I'm tempted to move into the Burl Cabin on Old Exit Glacier Road in Seward. I'm writing this at my little desk with corner picture windows watching salmon arrive for spawning in the shallow creek before they take their last few skips up river and then float in place until they disintegrate or are eaten by a bear. We had planned to take a 6-hour boat trip through the Kenai Fjords today but swells were reaching 15 feet near the Chiswell Islands so the trip was cancelled. A blessing in disguise as I am content watching raindrops splash and salmon take their last breaths, completing their incredible circular life. (The salmon in our stream have the courtesy of floating below the surface, rather than jumping on the shore like the salmon in the photo taken in downtown Seward.)
Before arriving in this coastal, commercial-fishing, rainforested town with a welcome patch of sunshine, we made a side-trip to the Alaska Wildlife Conservation Center situated where the town of Portage was prior to the 1964 earthquake and subsequent tsunamis that caused complete destruction and abandonment of Portage. Remnants on the site include a few dilapidated cottages and trees deadened by the saltwater flooding. The center serves as a retreat for injured and orphaned animals including bears, eagles, muskox, moose, elk and other native wildlife.
Once we reached Seward, finding a restaurant proved a bit challenging as much of the town has just boarded up for the season. We were fortunate to end up at Ray's on the harborfront for excellent, and oh so fresh halibut and shrimp. Fortified, we headed out to Exit Glacier, the exit for the first crossing of the Harding Icefield in 1968, thus its name. A 0.9 mile trail leads visitors to the edge of the glacier, then winds around for a circular route. As I pointed down the trail, I saw movement at the base - a black bear that looked to me like a baby, and to Benedicta full-grown. Either way, it was definitely a bear, causing Benedicta to nix that route. So we retraced our steps, glad to have a path full of leaves to crunch and rustle.

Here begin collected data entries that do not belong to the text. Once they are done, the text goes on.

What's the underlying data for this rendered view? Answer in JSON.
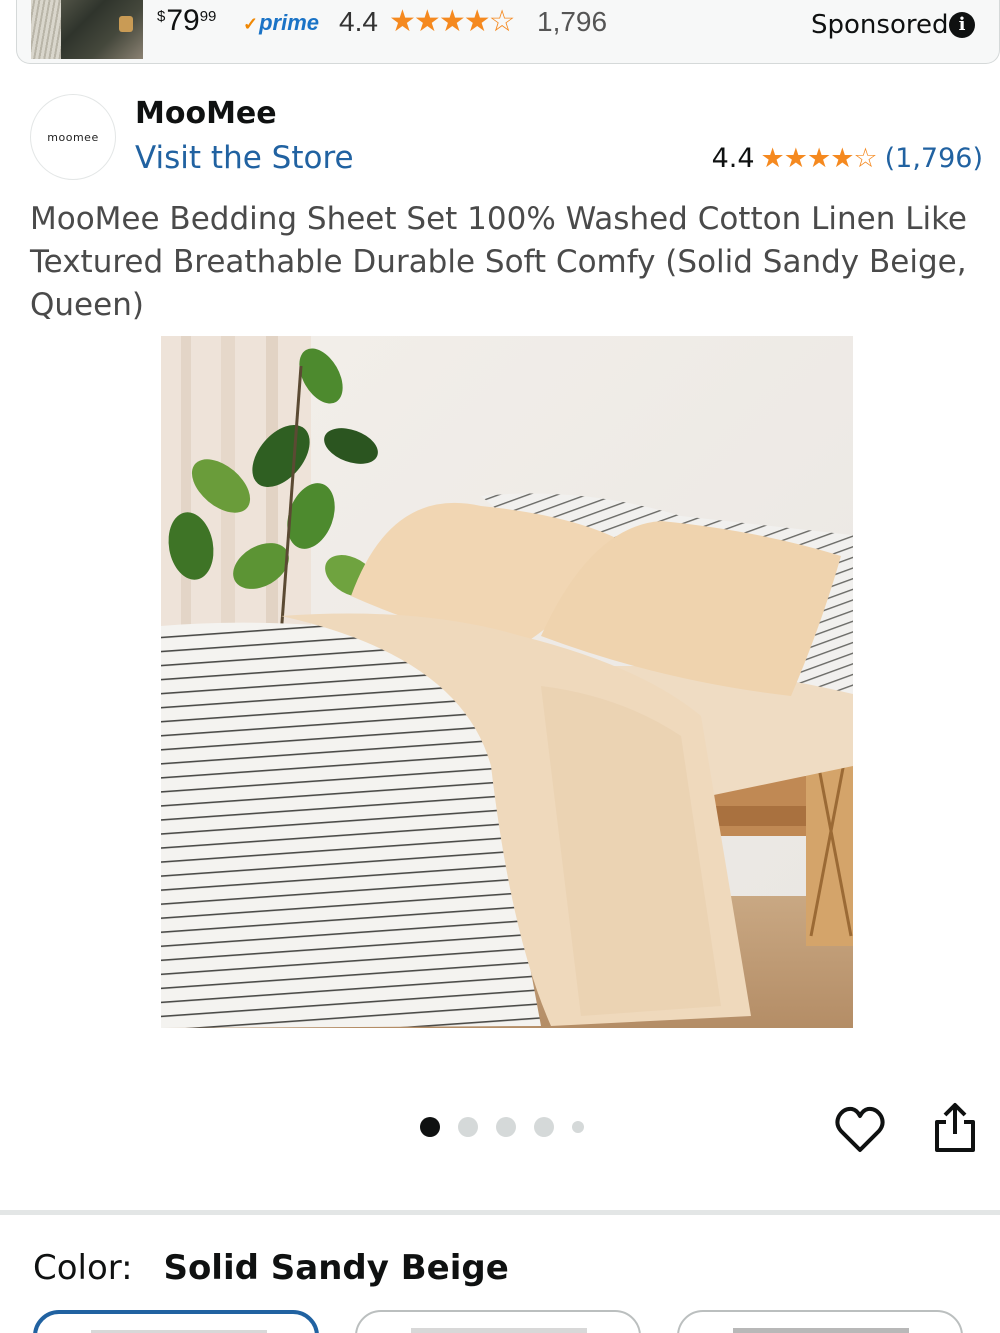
{
  "ad": {
    "price_currency": "$",
    "price_whole": "79",
    "price_fraction": "99",
    "prime_label": "prime",
    "rating": "4.4",
    "review_count": "1,796",
    "sponsored_label": "Sponsored",
    "star_rating_value": 4.4
  },
  "brand": {
    "logo_text": "moomee",
    "name": "MooMee",
    "visit_store": "Visit the Store",
    "rating": "4.4",
    "review_count": "(1,796)",
    "star_rating_value": 4.4
  },
  "product": {
    "title": "MooMee Bedding Sheet Set 100% Washed Cotton Linen Like Textured Breathable Durable Soft Comfy (Solid Sandy Beige, Queen)"
  },
  "carousel": {
    "total_images": 5,
    "active_index": 0
  },
  "color": {
    "label": "Color:",
    "value": "Solid Sandy Beige"
  },
  "colors_accent": {
    "link": "#2162a1",
    "star": "#f5891f",
    "prime": "#1a73c6"
  },
  "icons": [
    "info-icon",
    "star-icon",
    "heart-icon",
    "share-icon"
  ]
}
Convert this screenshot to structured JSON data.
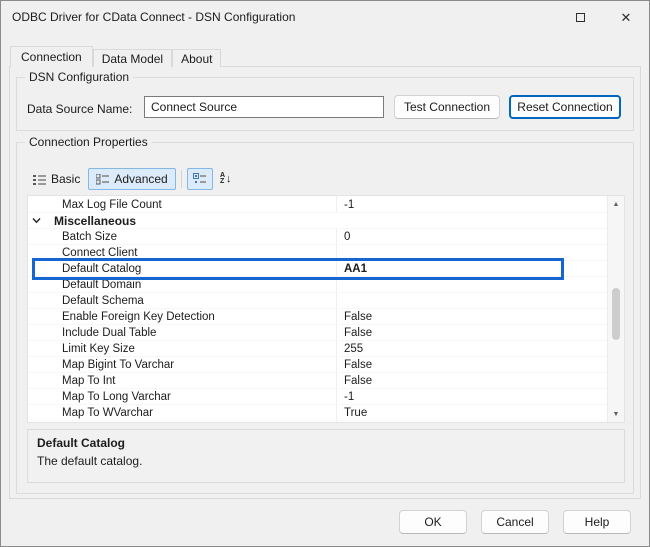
{
  "window": {
    "title": "ODBC Driver for CData Connect - DSN Configuration"
  },
  "icons": {
    "maximize": "maximize-square",
    "close": "✕",
    "basic": "form-lines",
    "advanced": "form-lines",
    "categorized": "category-boxes",
    "sort_az": "A-Z-down-arrow",
    "category_chevron": "chevron-down",
    "scroll_up": "▲",
    "scroll_down": "▼"
  },
  "tabs": [
    {
      "label": "Connection",
      "active": true
    },
    {
      "label": "Data Model",
      "active": false
    },
    {
      "label": "About",
      "active": false
    }
  ],
  "dsn": {
    "group_title": "DSN Configuration",
    "name_label": "Data Source Name:",
    "name_value": "Connect Source",
    "test_button": "Test Connection",
    "reset_button": "Reset Connection"
  },
  "props": {
    "group_title": "Connection Properties",
    "toolbar": {
      "basic": "Basic",
      "advanced": "Advanced"
    },
    "grid": {
      "rows": [
        {
          "type": "prop",
          "name": "Max Log File Count",
          "value": "-1"
        },
        {
          "type": "category",
          "name": "Miscellaneous",
          "value": ""
        },
        {
          "type": "prop",
          "name": "Batch Size",
          "value": "0"
        },
        {
          "type": "prop",
          "name": "Connect Client",
          "value": ""
        },
        {
          "type": "prop",
          "name": "Default Catalog",
          "value": "AA1",
          "highlight": true
        },
        {
          "type": "prop",
          "name": "Default Domain",
          "value": ""
        },
        {
          "type": "prop",
          "name": "Default Schema",
          "value": ""
        },
        {
          "type": "prop",
          "name": "Enable Foreign Key Detection",
          "value": "False"
        },
        {
          "type": "prop",
          "name": "Include Dual Table",
          "value": "False"
        },
        {
          "type": "prop",
          "name": "Limit Key Size",
          "value": "255"
        },
        {
          "type": "prop",
          "name": "Map Bigint To Varchar",
          "value": "False"
        },
        {
          "type": "prop",
          "name": "Map To Int",
          "value": "False"
        },
        {
          "type": "prop",
          "name": "Map To Long Varchar",
          "value": "-1"
        },
        {
          "type": "prop",
          "name": "Map To WVarchar",
          "value": "True"
        }
      ]
    },
    "description": {
      "title": "Default Catalog",
      "text": "The default catalog."
    }
  },
  "footer": {
    "ok": "OK",
    "cancel": "Cancel",
    "help": "Help"
  },
  "colors": {
    "accent": "#0067c0",
    "highlight_box": "#1566d0",
    "toolbar_selected_bg": "#dcebf9",
    "toolbar_selected_border": "#84b8e6"
  }
}
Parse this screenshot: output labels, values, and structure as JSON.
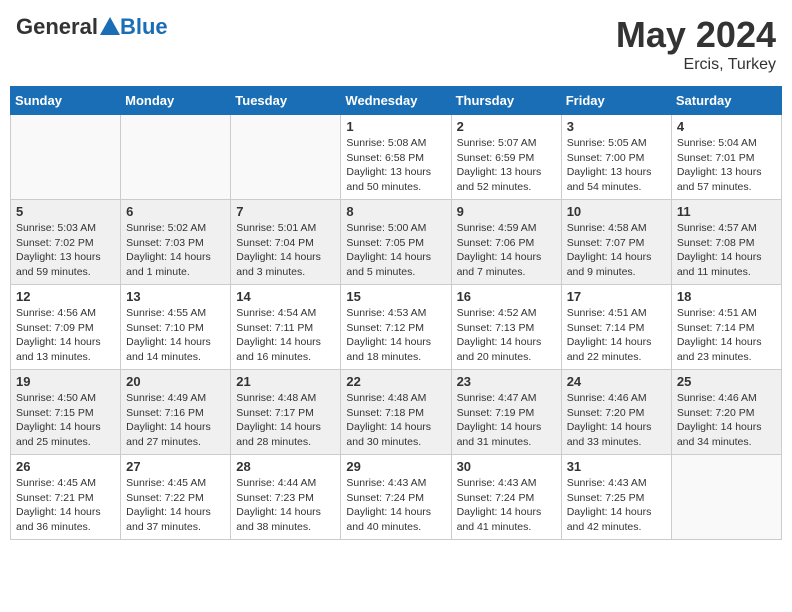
{
  "header": {
    "logo_general": "General",
    "logo_blue": "Blue",
    "month_year": "May 2024",
    "location": "Ercis, Turkey"
  },
  "days_of_week": [
    "Sunday",
    "Monday",
    "Tuesday",
    "Wednesday",
    "Thursday",
    "Friday",
    "Saturday"
  ],
  "weeks": [
    [
      {
        "day": "",
        "sunrise": "",
        "sunset": "",
        "daylight": "",
        "empty": true
      },
      {
        "day": "",
        "sunrise": "",
        "sunset": "",
        "daylight": "",
        "empty": true
      },
      {
        "day": "",
        "sunrise": "",
        "sunset": "",
        "daylight": "",
        "empty": true
      },
      {
        "day": "1",
        "sunrise": "Sunrise: 5:08 AM",
        "sunset": "Sunset: 6:58 PM",
        "daylight": "Daylight: 13 hours and 50 minutes.",
        "empty": false
      },
      {
        "day": "2",
        "sunrise": "Sunrise: 5:07 AM",
        "sunset": "Sunset: 6:59 PM",
        "daylight": "Daylight: 13 hours and 52 minutes.",
        "empty": false
      },
      {
        "day": "3",
        "sunrise": "Sunrise: 5:05 AM",
        "sunset": "Sunset: 7:00 PM",
        "daylight": "Daylight: 13 hours and 54 minutes.",
        "empty": false
      },
      {
        "day": "4",
        "sunrise": "Sunrise: 5:04 AM",
        "sunset": "Sunset: 7:01 PM",
        "daylight": "Daylight: 13 hours and 57 minutes.",
        "empty": false
      }
    ],
    [
      {
        "day": "5",
        "sunrise": "Sunrise: 5:03 AM",
        "sunset": "Sunset: 7:02 PM",
        "daylight": "Daylight: 13 hours and 59 minutes.",
        "empty": false
      },
      {
        "day": "6",
        "sunrise": "Sunrise: 5:02 AM",
        "sunset": "Sunset: 7:03 PM",
        "daylight": "Daylight: 14 hours and 1 minute.",
        "empty": false
      },
      {
        "day": "7",
        "sunrise": "Sunrise: 5:01 AM",
        "sunset": "Sunset: 7:04 PM",
        "daylight": "Daylight: 14 hours and 3 minutes.",
        "empty": false
      },
      {
        "day": "8",
        "sunrise": "Sunrise: 5:00 AM",
        "sunset": "Sunset: 7:05 PM",
        "daylight": "Daylight: 14 hours and 5 minutes.",
        "empty": false
      },
      {
        "day": "9",
        "sunrise": "Sunrise: 4:59 AM",
        "sunset": "Sunset: 7:06 PM",
        "daylight": "Daylight: 14 hours and 7 minutes.",
        "empty": false
      },
      {
        "day": "10",
        "sunrise": "Sunrise: 4:58 AM",
        "sunset": "Sunset: 7:07 PM",
        "daylight": "Daylight: 14 hours and 9 minutes.",
        "empty": false
      },
      {
        "day": "11",
        "sunrise": "Sunrise: 4:57 AM",
        "sunset": "Sunset: 7:08 PM",
        "daylight": "Daylight: 14 hours and 11 minutes.",
        "empty": false
      }
    ],
    [
      {
        "day": "12",
        "sunrise": "Sunrise: 4:56 AM",
        "sunset": "Sunset: 7:09 PM",
        "daylight": "Daylight: 14 hours and 13 minutes.",
        "empty": false
      },
      {
        "day": "13",
        "sunrise": "Sunrise: 4:55 AM",
        "sunset": "Sunset: 7:10 PM",
        "daylight": "Daylight: 14 hours and 14 minutes.",
        "empty": false
      },
      {
        "day": "14",
        "sunrise": "Sunrise: 4:54 AM",
        "sunset": "Sunset: 7:11 PM",
        "daylight": "Daylight: 14 hours and 16 minutes.",
        "empty": false
      },
      {
        "day": "15",
        "sunrise": "Sunrise: 4:53 AM",
        "sunset": "Sunset: 7:12 PM",
        "daylight": "Daylight: 14 hours and 18 minutes.",
        "empty": false
      },
      {
        "day": "16",
        "sunrise": "Sunrise: 4:52 AM",
        "sunset": "Sunset: 7:13 PM",
        "daylight": "Daylight: 14 hours and 20 minutes.",
        "empty": false
      },
      {
        "day": "17",
        "sunrise": "Sunrise: 4:51 AM",
        "sunset": "Sunset: 7:14 PM",
        "daylight": "Daylight: 14 hours and 22 minutes.",
        "empty": false
      },
      {
        "day": "18",
        "sunrise": "Sunrise: 4:51 AM",
        "sunset": "Sunset: 7:14 PM",
        "daylight": "Daylight: 14 hours and 23 minutes.",
        "empty": false
      }
    ],
    [
      {
        "day": "19",
        "sunrise": "Sunrise: 4:50 AM",
        "sunset": "Sunset: 7:15 PM",
        "daylight": "Daylight: 14 hours and 25 minutes.",
        "empty": false
      },
      {
        "day": "20",
        "sunrise": "Sunrise: 4:49 AM",
        "sunset": "Sunset: 7:16 PM",
        "daylight": "Daylight: 14 hours and 27 minutes.",
        "empty": false
      },
      {
        "day": "21",
        "sunrise": "Sunrise: 4:48 AM",
        "sunset": "Sunset: 7:17 PM",
        "daylight": "Daylight: 14 hours and 28 minutes.",
        "empty": false
      },
      {
        "day": "22",
        "sunrise": "Sunrise: 4:48 AM",
        "sunset": "Sunset: 7:18 PM",
        "daylight": "Daylight: 14 hours and 30 minutes.",
        "empty": false
      },
      {
        "day": "23",
        "sunrise": "Sunrise: 4:47 AM",
        "sunset": "Sunset: 7:19 PM",
        "daylight": "Daylight: 14 hours and 31 minutes.",
        "empty": false
      },
      {
        "day": "24",
        "sunrise": "Sunrise: 4:46 AM",
        "sunset": "Sunset: 7:20 PM",
        "daylight": "Daylight: 14 hours and 33 minutes.",
        "empty": false
      },
      {
        "day": "25",
        "sunrise": "Sunrise: 4:46 AM",
        "sunset": "Sunset: 7:20 PM",
        "daylight": "Daylight: 14 hours and 34 minutes.",
        "empty": false
      }
    ],
    [
      {
        "day": "26",
        "sunrise": "Sunrise: 4:45 AM",
        "sunset": "Sunset: 7:21 PM",
        "daylight": "Daylight: 14 hours and 36 minutes.",
        "empty": false
      },
      {
        "day": "27",
        "sunrise": "Sunrise: 4:45 AM",
        "sunset": "Sunset: 7:22 PM",
        "daylight": "Daylight: 14 hours and 37 minutes.",
        "empty": false
      },
      {
        "day": "28",
        "sunrise": "Sunrise: 4:44 AM",
        "sunset": "Sunset: 7:23 PM",
        "daylight": "Daylight: 14 hours and 38 minutes.",
        "empty": false
      },
      {
        "day": "29",
        "sunrise": "Sunrise: 4:43 AM",
        "sunset": "Sunset: 7:24 PM",
        "daylight": "Daylight: 14 hours and 40 minutes.",
        "empty": false
      },
      {
        "day": "30",
        "sunrise": "Sunrise: 4:43 AM",
        "sunset": "Sunset: 7:24 PM",
        "daylight": "Daylight: 14 hours and 41 minutes.",
        "empty": false
      },
      {
        "day": "31",
        "sunrise": "Sunrise: 4:43 AM",
        "sunset": "Sunset: 7:25 PM",
        "daylight": "Daylight: 14 hours and 42 minutes.",
        "empty": false
      },
      {
        "day": "",
        "sunrise": "",
        "sunset": "",
        "daylight": "",
        "empty": true
      }
    ]
  ]
}
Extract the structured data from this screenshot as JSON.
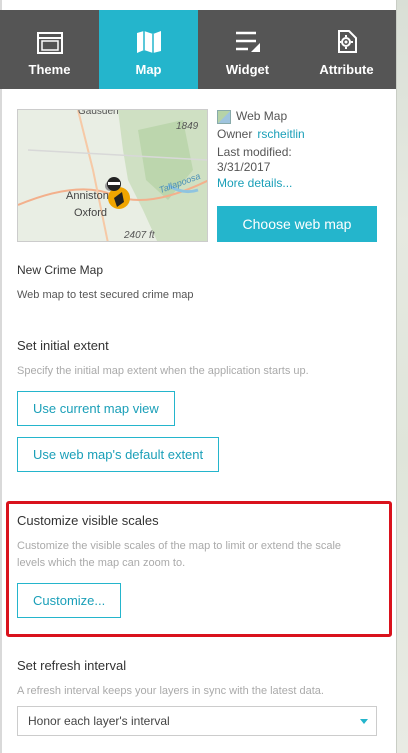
{
  "tabs": [
    {
      "label": "Theme",
      "icon": "theme-icon"
    },
    {
      "label": "Map",
      "icon": "map-icon",
      "active": true
    },
    {
      "label": "Widget",
      "icon": "widget-icon"
    },
    {
      "label": "Attribute",
      "icon": "attribute-icon"
    }
  ],
  "colors": {
    "accent": "#24b5cc",
    "tabbar": "#555555",
    "highlight": "#d9121c"
  },
  "webmap": {
    "type_label": "Web Map",
    "owner_label": "Owner",
    "owner_name": "rscheitlin",
    "last_modified_label": "Last modified:",
    "last_modified": "3/31/2017",
    "more_details": "More details...",
    "choose_button": "Choose web map",
    "thumbnail_labels": {
      "top": "Gadsden",
      "right_num": "1849",
      "lake": "Tallapoosa",
      "city1": "Anniston",
      "city2": "Oxford",
      "bottom": "2407 ft"
    },
    "title": "New Crime Map",
    "description": "Web map to test secured crime map"
  },
  "initial_extent": {
    "title": "Set initial extent",
    "description": "Specify the initial map extent when the application starts up.",
    "current_view_button": "Use current map view",
    "default_extent_button": "Use web map's default extent"
  },
  "visible_scales": {
    "title": "Customize visible scales",
    "description": "Customize the visible scales of the map to limit or extend the scale levels which the map can zoom to.",
    "customize_button": "Customize..."
  },
  "refresh": {
    "title": "Set refresh interval",
    "description": "A refresh interval keeps your layers in sync with the latest data.",
    "selected_option": "Honor each layer's interval"
  }
}
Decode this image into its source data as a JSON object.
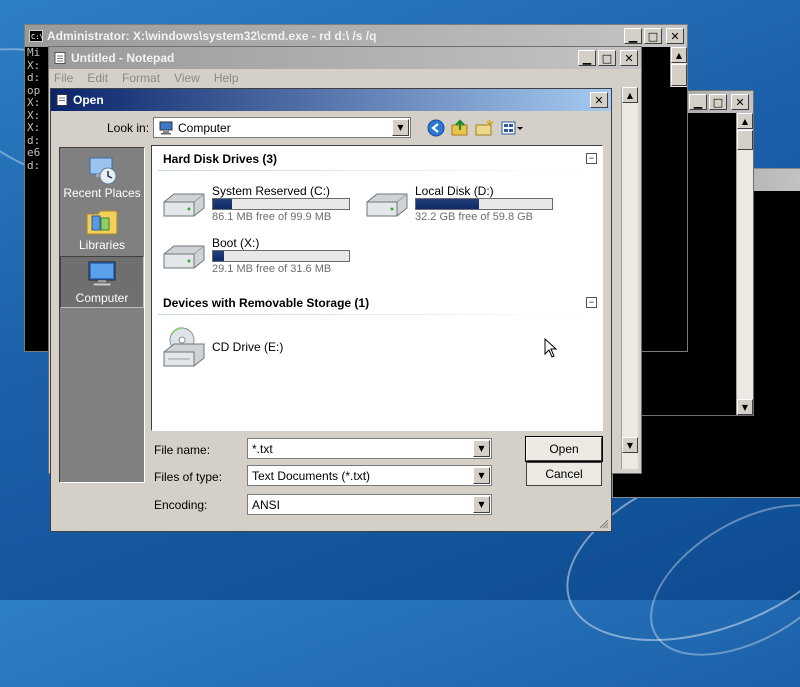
{
  "colors": {
    "desktop": "#1a5fa8",
    "titlebar_active": "#0a246a",
    "titlebar_inactive": "#9a9a9a",
    "window_face": "#d4d0c8",
    "usage_bar": "#0f2a66"
  },
  "cmd_back": {
    "title": "Administrator: X:\\windows\\system32\\cmd.exe - rd  d:\\ /s /q",
    "console_lines": [
      "Mi",
      "",
      "X:",
      "d:",
      "op",
      "",
      "X:",
      "",
      "X:",
      "",
      "X:",
      "d:",
      "e6",
      "d:"
    ]
  },
  "notepad": {
    "title": "Untitled - Notepad",
    "menu": [
      "File",
      "Edit",
      "Format",
      "View",
      "Help"
    ]
  },
  "open_dialog": {
    "title": "Open",
    "look_in_label": "Look in:",
    "look_in_value": "Computer",
    "toolbar_icons": [
      "back-icon",
      "up-folder-icon",
      "new-folder-icon",
      "view-menu-icon"
    ],
    "places": [
      {
        "label": "Recent Places",
        "icon": "recent-places-icon"
      },
      {
        "label": "Libraries",
        "icon": "libraries-icon"
      },
      {
        "label": "Computer",
        "icon": "computer-icon"
      }
    ],
    "groups": [
      {
        "title": "Hard Disk Drives (3)",
        "collapse_glyph": "−"
      },
      {
        "title": "Devices with Removable Storage (1)",
        "collapse_glyph": "−"
      }
    ],
    "drives": [
      {
        "name": "System Reserved (C:)",
        "free": "86.1 MB free of 99.9 MB",
        "used_fraction": 0.14
      },
      {
        "name": "Local Disk (D:)",
        "free": "32.2 GB free of 59.8 GB",
        "used_fraction": 0.46
      },
      {
        "name": "Boot (X:)",
        "free": "29.1 MB free of 31.6 MB",
        "used_fraction": 0.08
      }
    ],
    "removable": [
      {
        "name": "CD Drive (E:)",
        "icon": "cd-drive-icon"
      }
    ],
    "file_name_label": "File name:",
    "file_name_value": "*.txt",
    "file_type_label": "Files of type:",
    "file_type_value": "Text Documents (*.txt)",
    "encoding_label": "Encoding:",
    "encoding_value": "ANSI",
    "open_button": "Open",
    "cancel_button": "Cancel"
  }
}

Safely back at our cabin, we unloaded our gear and practiced the ancient art of lighting the campfire. Fortunately our supper wasn't dependent upon it as our damp wood required several attempts. With persistence, and the requisite second-guessing of each other's methods, Benedicta got a flame going and I blew on the beginning sparks to set it roaring. And there we sat until past our bedtimes, staring into the flames until the embers went from red to black. A little sunshine is peaking over the treetops now, so perhaps we'll get another chance to perfect our skills. Until then, I'll watch a few more salmon take their final bow.
1 comment:
That cabin is so perfect! I want to go there and hide for a year...ok, maybe just for the months that aren't freezing. What a perfect writer's retreat it would be. Seward looks like a lovely place. Thank you for taking me along with you on this fabulous journey!